Is it, I asked, the you've-seen-one, you've-seen-them-all syndrome?
"Something like that," Damiano said. "I find pornography by itself to be boring on the screen. The only thing that perpetuates it is censorship; people like to feel they're being slightly daring to go to a hard‑core flick. But sexual intercourse does not lend itself to cinematography." He sighed. "I don't care what the 'Kama Sutra' says," he said. "There are not 101 different approaches to the subject. There are only three or four."
To get around such unavoidable limitations, Damiano has turned to techniques of greater artistry and stronger plots. His early films were essentially just hard‑core potboilers. But with "Deep Throat" he added a certain amount of humor. And, of course, he was working with Linda Lovelace.
"I wrote the film for Linda, he said. "If it hadn't been for her, uh, this particular skill she had developed, there wouldn't have been any 'Deep Throat.' At the time, my partners said the title was no good, but I was adamant: I said it would become a household word. And it has. Not only in the Watergate case, but last week we were No. 6 across in the New York Times crossword puzzle."
"The Devil in Miss Jones," his next film, was the first to gather generally upbeat mainstream reviews, particularly for the acting of his star, Georgina Spevlin. "That was a weird accident of casting," he said. "She came to the set originally to run the commissary, be the cook. But there was something about her..."

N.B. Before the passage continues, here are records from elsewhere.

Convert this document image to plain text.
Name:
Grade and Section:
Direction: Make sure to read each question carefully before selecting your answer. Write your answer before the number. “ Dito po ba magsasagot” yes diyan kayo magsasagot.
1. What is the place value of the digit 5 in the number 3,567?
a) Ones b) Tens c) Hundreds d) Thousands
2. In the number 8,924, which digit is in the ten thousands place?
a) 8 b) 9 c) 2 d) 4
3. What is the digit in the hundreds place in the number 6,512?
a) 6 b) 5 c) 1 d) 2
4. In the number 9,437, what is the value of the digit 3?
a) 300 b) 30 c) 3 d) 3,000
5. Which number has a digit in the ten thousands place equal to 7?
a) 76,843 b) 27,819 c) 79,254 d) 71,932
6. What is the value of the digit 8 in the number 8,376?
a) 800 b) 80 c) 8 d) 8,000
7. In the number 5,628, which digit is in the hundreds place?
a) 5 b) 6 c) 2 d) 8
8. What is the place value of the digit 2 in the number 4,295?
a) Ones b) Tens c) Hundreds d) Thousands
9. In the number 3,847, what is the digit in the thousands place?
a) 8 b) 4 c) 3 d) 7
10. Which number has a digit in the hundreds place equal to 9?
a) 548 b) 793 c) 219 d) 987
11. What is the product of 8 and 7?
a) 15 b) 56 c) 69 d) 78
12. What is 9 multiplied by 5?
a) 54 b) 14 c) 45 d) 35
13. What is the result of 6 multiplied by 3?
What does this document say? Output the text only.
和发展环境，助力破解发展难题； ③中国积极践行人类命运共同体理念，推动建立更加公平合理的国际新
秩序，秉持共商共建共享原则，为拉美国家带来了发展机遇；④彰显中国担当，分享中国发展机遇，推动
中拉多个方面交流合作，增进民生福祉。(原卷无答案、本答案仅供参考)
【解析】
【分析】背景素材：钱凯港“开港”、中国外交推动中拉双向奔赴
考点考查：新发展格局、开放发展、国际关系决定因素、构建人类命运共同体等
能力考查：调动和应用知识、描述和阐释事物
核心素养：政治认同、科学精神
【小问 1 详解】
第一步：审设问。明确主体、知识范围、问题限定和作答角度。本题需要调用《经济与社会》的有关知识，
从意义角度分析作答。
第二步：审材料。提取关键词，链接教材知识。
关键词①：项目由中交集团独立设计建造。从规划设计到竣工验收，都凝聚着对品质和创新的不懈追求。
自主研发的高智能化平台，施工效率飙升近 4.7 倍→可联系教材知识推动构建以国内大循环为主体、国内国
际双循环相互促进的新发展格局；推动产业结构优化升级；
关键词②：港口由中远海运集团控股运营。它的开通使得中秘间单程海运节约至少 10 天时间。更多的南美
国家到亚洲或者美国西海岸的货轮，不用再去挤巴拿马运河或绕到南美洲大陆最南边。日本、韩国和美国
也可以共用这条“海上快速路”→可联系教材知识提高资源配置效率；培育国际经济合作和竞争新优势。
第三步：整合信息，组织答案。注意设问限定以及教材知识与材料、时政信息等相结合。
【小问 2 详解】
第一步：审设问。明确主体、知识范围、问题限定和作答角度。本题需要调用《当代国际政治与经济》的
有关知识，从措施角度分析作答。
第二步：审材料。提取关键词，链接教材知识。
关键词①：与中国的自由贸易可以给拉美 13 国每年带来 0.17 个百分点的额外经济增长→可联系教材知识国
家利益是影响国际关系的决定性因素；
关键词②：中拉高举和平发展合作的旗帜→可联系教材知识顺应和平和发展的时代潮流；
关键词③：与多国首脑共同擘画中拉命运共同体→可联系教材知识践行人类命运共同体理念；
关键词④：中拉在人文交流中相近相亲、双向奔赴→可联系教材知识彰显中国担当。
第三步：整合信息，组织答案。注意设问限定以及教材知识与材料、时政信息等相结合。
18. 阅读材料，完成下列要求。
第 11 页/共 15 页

The movie's opening sequence, in which the lonely Miss Jones wanders around her barren room and finally commits suicide, was praised in some circles for its visually created mood. The scene was edited, Damiano revealed, in time to the Roberta Flack recording of "Bridge Over Troubled Waters." The first time he heard the record, it haunted him: "I played it again and again in the editing room, matching the rhythm of her singing to the rhythm of the cutting. We wanted to use the song on the sound track, but Simon and Garfunkel wouldn't sell it to us."